In the realm of statistical forecasting, an overreliance on historical data presents a myriad of challenges, especially in fast-evolving sectors where the past may no longer serve as a reliable proxy for the future. This concern is magnified in the current era of accelerated Artificial Intelligence (AI) advancement. Recent developments, such as the unveiling of the Sora model and Google's Gemma model, alongside Elon Musk's insightful commentary on the advancement towards Artificial General Intelligence (AGI), highlight the brisk pace at which AI is evolving. These milestones not only underscore the transformative potential of AI across various industries but also signal a paradigm shift in how forecasting needs to adapt in anticipation of a future shaped by the capabilities of AGI. All in all, overreliance will make us underestimate the power of technology updating.

However, historical data is still invaluable for understanding trends, patterns, and relationships within a dataset, it has limitations. Here are some key risks and strategies for mitigation:

1. Leading to Inaccurate Prediction

   For the first thing, unpredictable, rare events (like pandemics, natural disasters, or financial crises) can dramatically change the landscape in ways that historical data cannot anticipate. In the light of my data science background, I have a very deep understand on how bad machine learning model act on the deficient dataset and no performance on the prediction out of the range for dataset.

   Second, the whole economic environment changed quickly. Markets and environments often undergo structural changes due to technological advancements, regulatory changes, new competition, or shifts in consumer behavior. Historical data may not capture these shifts, leading to forecasts that are based on outdated assumptions.

   Third problem is the stationarity Issues. Many statistical forecasting models assume that the processes generating the data are stationary, meaning their statistical properties (mean, variance) are constant over time. In reality, many processes are non-stationary, and their underlying dynamics change.

   The last is an easy understanding situation: overfitting on the historical dataset, so I jumped this line :).

2. Examples Where Historical Data May Be Misleading

   Like I have said in the first paragraph, the disruption from technology. Historical data would have been a poor predictor of the artificial intelligence revolution and the rapid decline of the out-dated model and software usage due to the time sensitivity in the AI industry.
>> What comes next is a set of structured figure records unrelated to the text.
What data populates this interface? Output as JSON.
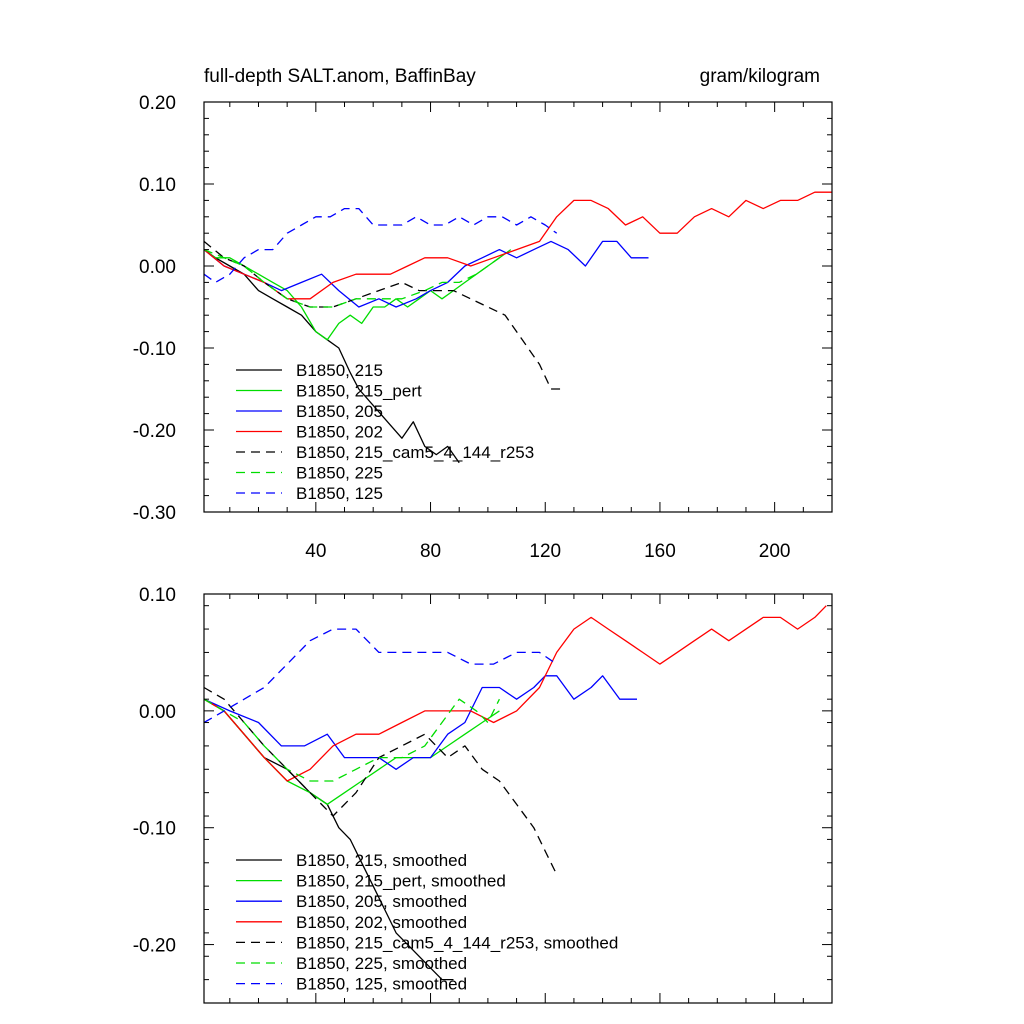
{
  "chart_data": [
    {
      "type": "line",
      "title": "full-depth SALT.anom, BaffinBay",
      "units": "gram/kilogram",
      "xlabel": "",
      "ylabel": "",
      "xlim": [
        1,
        220
      ],
      "ylim": [
        -0.3,
        0.2
      ],
      "x_ticks": [
        40,
        80,
        120,
        160,
        200
      ],
      "y_ticks": [
        0.2,
        0.1,
        0.0,
        -0.1,
        -0.2,
        -0.3
      ],
      "y_tick_labels": [
        "0.20",
        "0.10",
        "0.00",
        "-0.10",
        "-0.20",
        "-0.30"
      ],
      "legend_position": "bottom-left",
      "series": [
        {
          "name": "B1850, 215",
          "color": "#000000",
          "dash": "solid",
          "x": [
            1,
            5,
            10,
            15,
            20,
            25,
            30,
            35,
            40,
            44,
            48,
            52,
            55,
            60,
            65,
            70,
            74,
            78,
            82,
            86,
            90
          ],
          "y": [
            0.02,
            0.01,
            0.0,
            -0.01,
            -0.03,
            -0.04,
            -0.05,
            -0.06,
            -0.08,
            -0.09,
            -0.1,
            -0.13,
            -0.15,
            -0.17,
            -0.19,
            -0.21,
            -0.19,
            -0.22,
            -0.23,
            -0.22,
            -0.24
          ]
        },
        {
          "name": "B1850, 215_pert",
          "color": "#00dd00",
          "dash": "solid",
          "x": [
            1,
            5,
            10,
            15,
            20,
            25,
            30,
            35,
            40,
            44,
            48,
            52,
            56,
            60,
            64,
            68,
            72,
            76,
            80,
            84,
            88,
            92,
            96,
            100,
            104,
            108
          ],
          "y": [
            0.02,
            0.01,
            0.01,
            0.0,
            -0.01,
            -0.02,
            -0.03,
            -0.05,
            -0.08,
            -0.09,
            -0.07,
            -0.06,
            -0.07,
            -0.05,
            -0.05,
            -0.04,
            -0.05,
            -0.04,
            -0.03,
            -0.04,
            -0.03,
            -0.02,
            -0.01,
            0.0,
            0.01,
            0.02
          ]
        },
        {
          "name": "B1850, 205",
          "color": "#0000ff",
          "dash": "solid",
          "x": [
            1,
            8,
            15,
            22,
            28,
            35,
            42,
            48,
            55,
            62,
            68,
            75,
            80,
            86,
            92,
            98,
            104,
            110,
            116,
            122,
            128,
            134,
            140,
            145,
            150,
            156
          ],
          "y": [
            0.02,
            0.0,
            -0.01,
            -0.02,
            -0.03,
            -0.02,
            -0.01,
            -0.03,
            -0.05,
            -0.04,
            -0.05,
            -0.04,
            -0.03,
            -0.02,
            0.0,
            0.01,
            0.02,
            0.01,
            0.02,
            0.03,
            0.02,
            0.0,
            0.03,
            0.03,
            0.01,
            0.01
          ]
        },
        {
          "name": "B1850, 202",
          "color": "#ff0000",
          "dash": "solid",
          "x": [
            1,
            8,
            15,
            22,
            30,
            38,
            46,
            54,
            60,
            66,
            72,
            78,
            86,
            94,
            102,
            110,
            118,
            124,
            130,
            136,
            142,
            148,
            154,
            160,
            166,
            172,
            178,
            184,
            190,
            196,
            202,
            208,
            214,
            220
          ],
          "y": [
            0.02,
            0.0,
            -0.01,
            -0.02,
            -0.04,
            -0.04,
            -0.02,
            -0.01,
            -0.01,
            -0.01,
            0.0,
            0.01,
            0.01,
            0.0,
            0.01,
            0.02,
            0.03,
            0.06,
            0.08,
            0.08,
            0.07,
            0.05,
            0.06,
            0.04,
            0.04,
            0.06,
            0.07,
            0.06,
            0.08,
            0.07,
            0.08,
            0.08,
            0.09,
            0.09
          ]
        },
        {
          "name": "B1850, 215_cam5_4_144_r253",
          "color": "#000000",
          "dash": "dashed",
          "x": [
            1,
            8,
            15,
            22,
            30,
            38,
            46,
            54,
            62,
            70,
            76,
            82,
            88,
            94,
            100,
            106,
            112,
            118,
            122,
            126
          ],
          "y": [
            0.03,
            0.01,
            0.0,
            -0.02,
            -0.04,
            -0.05,
            -0.05,
            -0.04,
            -0.03,
            -0.02,
            -0.03,
            -0.03,
            -0.03,
            -0.04,
            -0.05,
            -0.06,
            -0.09,
            -0.12,
            -0.15,
            -0.15
          ]
        },
        {
          "name": "B1850, 225",
          "color": "#00dd00",
          "dash": "dashed",
          "x": [
            1,
            8,
            15,
            22,
            30,
            38,
            46,
            54,
            62,
            70,
            78,
            84,
            90,
            96,
            100,
            104
          ],
          "y": [
            0.02,
            0.01,
            0.0,
            -0.02,
            -0.04,
            -0.05,
            -0.05,
            -0.04,
            -0.04,
            -0.04,
            -0.03,
            -0.02,
            -0.02,
            -0.01,
            0.0,
            0.01
          ]
        },
        {
          "name": "B1850, 125",
          "color": "#0000ff",
          "dash": "dashed",
          "x": [
            1,
            5,
            10,
            15,
            20,
            25,
            30,
            35,
            40,
            45,
            50,
            55,
            60,
            65,
            70,
            75,
            80,
            85,
            90,
            95,
            100,
            105,
            110,
            115,
            120,
            124
          ],
          "y": [
            -0.01,
            -0.02,
            -0.01,
            0.01,
            0.02,
            0.02,
            0.04,
            0.05,
            0.06,
            0.06,
            0.07,
            0.07,
            0.05,
            0.05,
            0.05,
            0.06,
            0.05,
            0.05,
            0.06,
            0.05,
            0.06,
            0.06,
            0.05,
            0.06,
            0.05,
            0.04
          ]
        }
      ]
    },
    {
      "type": "line",
      "title": "",
      "xlabel": "",
      "ylabel": "",
      "xlim": [
        1,
        220
      ],
      "ylim": [
        -0.25,
        0.1
      ],
      "x_ticks": [
        40,
        80,
        120,
        160,
        200
      ],
      "y_ticks": [
        0.1,
        0.0,
        -0.1,
        -0.2
      ],
      "y_tick_labels": [
        "0.10",
        "0.00",
        "-0.10",
        "-0.20"
      ],
      "legend_position": "bottom-left",
      "series": [
        {
          "name": "B1850, 215, smoothed",
          "color": "#000000",
          "dash": "solid",
          "x": [
            1,
            8,
            15,
            22,
            30,
            38,
            44,
            48,
            52,
            56,
            60,
            64,
            68,
            72,
            76,
            80,
            84,
            88
          ],
          "y": [
            0.01,
            0.0,
            -0.02,
            -0.04,
            -0.05,
            -0.07,
            -0.08,
            -0.1,
            -0.11,
            -0.13,
            -0.15,
            -0.17,
            -0.19,
            -0.2,
            -0.21,
            -0.22,
            -0.23,
            -0.23
          ]
        },
        {
          "name": "B1850, 215_pert, smoothed",
          "color": "#00dd00",
          "dash": "solid",
          "x": [
            1,
            8,
            15,
            22,
            30,
            38,
            44,
            50,
            56,
            62,
            68,
            74,
            80,
            86,
            92,
            98,
            104
          ],
          "y": [
            0.01,
            0.0,
            -0.02,
            -0.04,
            -0.06,
            -0.07,
            -0.08,
            -0.07,
            -0.06,
            -0.05,
            -0.04,
            -0.04,
            -0.04,
            -0.03,
            -0.02,
            -0.01,
            0.0
          ]
        },
        {
          "name": "B1850, 205, smoothed",
          "color": "#0000ff",
          "dash": "solid",
          "x": [
            1,
            10,
            20,
            28,
            36,
            44,
            50,
            56,
            62,
            68,
            74,
            80,
            86,
            92,
            98,
            104,
            110,
            116,
            120,
            124,
            130,
            136,
            140,
            146,
            152
          ],
          "y": [
            0.01,
            0.0,
            -0.01,
            -0.03,
            -0.03,
            -0.02,
            -0.04,
            -0.04,
            -0.04,
            -0.05,
            -0.04,
            -0.04,
            -0.02,
            -0.01,
            0.02,
            0.02,
            0.01,
            0.02,
            0.03,
            0.03,
            0.01,
            0.02,
            0.03,
            0.01,
            0.01
          ]
        },
        {
          "name": "B1850, 202, smoothed",
          "color": "#ff0000",
          "dash": "solid",
          "x": [
            1,
            8,
            15,
            22,
            30,
            38,
            46,
            54,
            62,
            70,
            78,
            86,
            94,
            102,
            110,
            118,
            124,
            130,
            136,
            142,
            148,
            154,
            160,
            166,
            172,
            178,
            184,
            190,
            196,
            202,
            208,
            214,
            218
          ],
          "y": [
            0.01,
            0.0,
            -0.02,
            -0.04,
            -0.06,
            -0.05,
            -0.03,
            -0.02,
            -0.02,
            -0.01,
            0.0,
            0.0,
            0.0,
            -0.01,
            0.0,
            0.02,
            0.05,
            0.07,
            0.08,
            0.07,
            0.06,
            0.05,
            0.04,
            0.05,
            0.06,
            0.07,
            0.06,
            0.07,
            0.08,
            0.08,
            0.07,
            0.08,
            0.09
          ]
        },
        {
          "name": "B1850, 215_cam5_4_144_r253, smoothed",
          "color": "#000000",
          "dash": "dashed",
          "x": [
            1,
            8,
            15,
            22,
            30,
            38,
            46,
            54,
            62,
            70,
            78,
            86,
            92,
            98,
            104,
            110,
            116,
            120,
            124
          ],
          "y": [
            0.02,
            0.01,
            -0.01,
            -0.03,
            -0.05,
            -0.07,
            -0.09,
            -0.07,
            -0.04,
            -0.03,
            -0.02,
            -0.04,
            -0.03,
            -0.05,
            -0.06,
            -0.08,
            -0.1,
            -0.12,
            -0.14
          ]
        },
        {
          "name": "B1850, 225, smoothed",
          "color": "#00dd00",
          "dash": "dashed",
          "x": [
            1,
            8,
            15,
            22,
            30,
            38,
            46,
            54,
            62,
            70,
            78,
            84,
            90,
            96,
            100,
            104
          ],
          "y": [
            0.01,
            0.0,
            -0.01,
            -0.03,
            -0.05,
            -0.06,
            -0.06,
            -0.05,
            -0.04,
            -0.04,
            -0.03,
            -0.01,
            0.01,
            0.0,
            -0.01,
            0.01
          ]
        },
        {
          "name": "B1850, 125, smoothed",
          "color": "#0000ff",
          "dash": "dashed",
          "x": [
            1,
            8,
            15,
            22,
            30,
            38,
            46,
            54,
            62,
            70,
            78,
            86,
            94,
            102,
            110,
            118,
            124
          ],
          "y": [
            -0.01,
            0.0,
            0.01,
            0.02,
            0.04,
            0.06,
            0.07,
            0.07,
            0.05,
            0.05,
            0.05,
            0.05,
            0.04,
            0.04,
            0.05,
            0.05,
            0.04
          ]
        }
      ]
    }
  ]
}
   Then they are some general examples everyone would use:

   Financial Markets: The 2008 financial crisis is an example where models based on historical mortgage default rates failed to predict the widespread defaults due to underlying changes in lending practices and economic conditions.

   Pandemic Response: The COVID-19 pandemic has shown how quickly consumer behavior, supply chains, and business operations can change, rendering many historical-based forecasts irrelevant.
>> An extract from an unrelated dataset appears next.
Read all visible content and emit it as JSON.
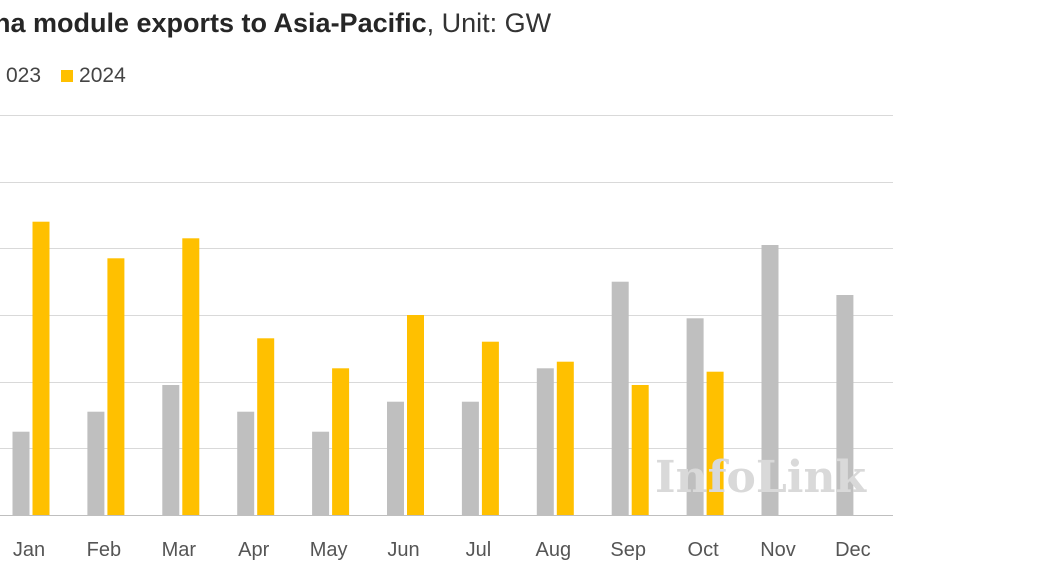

3. Ways to Mitigate the Risks(To be continued)

   Incorporate External Data: Use external indicators that capture potential changes in the environment, such as economic indicators, consumer sentiment indices, or technological trend analyses, to adjust forecasts accordingly.
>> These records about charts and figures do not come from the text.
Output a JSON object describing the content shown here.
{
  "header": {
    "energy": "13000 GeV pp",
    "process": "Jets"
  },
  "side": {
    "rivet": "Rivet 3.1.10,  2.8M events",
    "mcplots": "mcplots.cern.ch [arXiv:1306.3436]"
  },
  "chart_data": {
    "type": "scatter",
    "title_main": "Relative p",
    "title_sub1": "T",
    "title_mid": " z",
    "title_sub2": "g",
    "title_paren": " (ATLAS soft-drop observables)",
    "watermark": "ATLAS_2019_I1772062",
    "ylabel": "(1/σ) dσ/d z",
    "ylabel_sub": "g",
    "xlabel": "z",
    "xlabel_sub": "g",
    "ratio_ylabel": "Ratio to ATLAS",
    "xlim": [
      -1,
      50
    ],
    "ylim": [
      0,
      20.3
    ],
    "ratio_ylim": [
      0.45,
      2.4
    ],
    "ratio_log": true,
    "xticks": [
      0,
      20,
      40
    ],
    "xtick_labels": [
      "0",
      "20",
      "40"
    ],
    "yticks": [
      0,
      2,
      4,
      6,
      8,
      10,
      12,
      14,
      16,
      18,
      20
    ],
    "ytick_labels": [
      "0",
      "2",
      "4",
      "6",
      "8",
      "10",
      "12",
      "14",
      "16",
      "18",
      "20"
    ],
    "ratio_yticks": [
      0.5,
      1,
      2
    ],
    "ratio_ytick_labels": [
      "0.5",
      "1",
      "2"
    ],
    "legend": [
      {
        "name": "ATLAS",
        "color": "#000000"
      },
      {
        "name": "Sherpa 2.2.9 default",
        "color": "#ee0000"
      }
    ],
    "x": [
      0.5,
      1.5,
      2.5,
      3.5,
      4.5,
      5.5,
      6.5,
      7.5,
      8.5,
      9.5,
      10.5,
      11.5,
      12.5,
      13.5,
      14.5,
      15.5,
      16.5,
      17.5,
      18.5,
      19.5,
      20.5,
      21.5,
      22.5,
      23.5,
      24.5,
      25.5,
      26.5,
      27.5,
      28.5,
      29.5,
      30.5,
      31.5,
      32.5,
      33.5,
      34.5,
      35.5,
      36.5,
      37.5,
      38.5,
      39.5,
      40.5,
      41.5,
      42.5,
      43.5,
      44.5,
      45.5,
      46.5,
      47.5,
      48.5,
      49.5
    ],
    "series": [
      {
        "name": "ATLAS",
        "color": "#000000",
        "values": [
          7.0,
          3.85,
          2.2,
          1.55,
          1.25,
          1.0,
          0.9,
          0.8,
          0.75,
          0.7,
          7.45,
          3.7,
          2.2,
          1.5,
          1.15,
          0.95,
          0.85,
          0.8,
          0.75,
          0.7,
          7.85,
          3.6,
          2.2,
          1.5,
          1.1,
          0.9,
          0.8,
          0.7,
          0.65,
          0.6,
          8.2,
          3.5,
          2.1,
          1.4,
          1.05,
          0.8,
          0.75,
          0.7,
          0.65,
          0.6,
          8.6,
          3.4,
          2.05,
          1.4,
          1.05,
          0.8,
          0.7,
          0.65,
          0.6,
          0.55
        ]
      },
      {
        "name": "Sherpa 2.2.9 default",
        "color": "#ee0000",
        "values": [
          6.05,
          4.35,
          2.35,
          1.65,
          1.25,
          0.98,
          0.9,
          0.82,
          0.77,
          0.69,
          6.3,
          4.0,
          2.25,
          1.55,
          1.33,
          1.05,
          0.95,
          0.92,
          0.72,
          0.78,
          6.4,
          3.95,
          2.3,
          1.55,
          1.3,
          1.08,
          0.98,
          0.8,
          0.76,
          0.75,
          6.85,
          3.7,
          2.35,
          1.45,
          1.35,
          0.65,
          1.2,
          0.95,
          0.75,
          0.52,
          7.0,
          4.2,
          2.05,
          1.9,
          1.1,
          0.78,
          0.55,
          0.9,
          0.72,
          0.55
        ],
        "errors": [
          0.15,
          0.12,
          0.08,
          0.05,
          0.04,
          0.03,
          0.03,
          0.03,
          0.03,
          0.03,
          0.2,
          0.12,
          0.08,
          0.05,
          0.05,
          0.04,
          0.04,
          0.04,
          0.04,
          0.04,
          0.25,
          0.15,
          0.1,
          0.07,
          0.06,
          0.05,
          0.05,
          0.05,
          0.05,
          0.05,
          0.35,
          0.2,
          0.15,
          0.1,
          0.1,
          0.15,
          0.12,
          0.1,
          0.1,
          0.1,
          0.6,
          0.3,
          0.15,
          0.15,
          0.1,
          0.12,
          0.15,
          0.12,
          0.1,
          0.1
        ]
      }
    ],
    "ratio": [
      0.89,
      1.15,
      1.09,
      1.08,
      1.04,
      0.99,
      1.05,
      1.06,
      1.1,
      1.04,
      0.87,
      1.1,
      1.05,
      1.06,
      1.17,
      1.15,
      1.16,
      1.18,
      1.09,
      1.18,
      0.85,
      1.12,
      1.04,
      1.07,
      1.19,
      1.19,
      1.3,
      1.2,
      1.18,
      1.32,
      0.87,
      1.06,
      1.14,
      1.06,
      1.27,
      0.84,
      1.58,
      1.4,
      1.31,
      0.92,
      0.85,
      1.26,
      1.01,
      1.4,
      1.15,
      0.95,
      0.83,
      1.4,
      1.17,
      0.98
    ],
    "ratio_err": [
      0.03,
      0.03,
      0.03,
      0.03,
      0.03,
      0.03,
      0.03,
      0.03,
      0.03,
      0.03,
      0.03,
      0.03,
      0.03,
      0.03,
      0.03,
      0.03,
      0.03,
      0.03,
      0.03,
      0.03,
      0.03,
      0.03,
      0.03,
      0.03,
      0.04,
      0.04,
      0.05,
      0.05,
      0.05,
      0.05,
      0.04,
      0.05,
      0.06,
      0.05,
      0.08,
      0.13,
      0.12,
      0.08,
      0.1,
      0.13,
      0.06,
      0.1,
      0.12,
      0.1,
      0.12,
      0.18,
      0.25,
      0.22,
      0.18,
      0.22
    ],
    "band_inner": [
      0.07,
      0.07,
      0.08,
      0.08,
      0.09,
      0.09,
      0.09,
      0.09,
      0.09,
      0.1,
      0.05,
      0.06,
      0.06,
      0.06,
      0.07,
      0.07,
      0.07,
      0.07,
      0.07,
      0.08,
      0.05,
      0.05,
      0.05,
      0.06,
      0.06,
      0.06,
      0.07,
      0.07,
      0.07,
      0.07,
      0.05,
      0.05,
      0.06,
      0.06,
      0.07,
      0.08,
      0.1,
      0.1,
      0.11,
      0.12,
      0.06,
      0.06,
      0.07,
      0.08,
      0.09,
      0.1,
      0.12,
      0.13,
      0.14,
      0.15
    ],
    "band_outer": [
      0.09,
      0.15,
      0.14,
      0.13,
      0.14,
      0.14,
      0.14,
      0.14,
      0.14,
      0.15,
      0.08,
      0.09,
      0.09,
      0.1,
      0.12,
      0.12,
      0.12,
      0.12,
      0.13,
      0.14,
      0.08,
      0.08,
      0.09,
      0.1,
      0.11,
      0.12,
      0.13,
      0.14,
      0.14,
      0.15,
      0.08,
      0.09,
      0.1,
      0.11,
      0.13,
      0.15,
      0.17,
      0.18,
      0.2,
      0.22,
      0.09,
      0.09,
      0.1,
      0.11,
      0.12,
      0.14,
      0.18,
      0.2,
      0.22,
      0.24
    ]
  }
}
   Scenario Analysis: Instead of relying on a single forecast, use scenario analysis to explore a range of possible futures based on different assumptions about how current trends might evolve or new events might emerge. I think this is poplular in the industry now.

   Constant Model Re-evaluation: Regularly update and re-evaluate forecasting models to incorporate new data and check for structural breaks or changes in relationships within the data.

   Machine Learning and Adaptive Models: Use machine learning models that can adapt to changes over time and are capable of capturing non-linear relationships and interactions that traditional models might miss.

   Expert Judgment: Combine statistical forecasts with expert judgment to incorporate insights that are not reflected in the data. This can be particularly useful for anticipating potential future disruptions or innovations.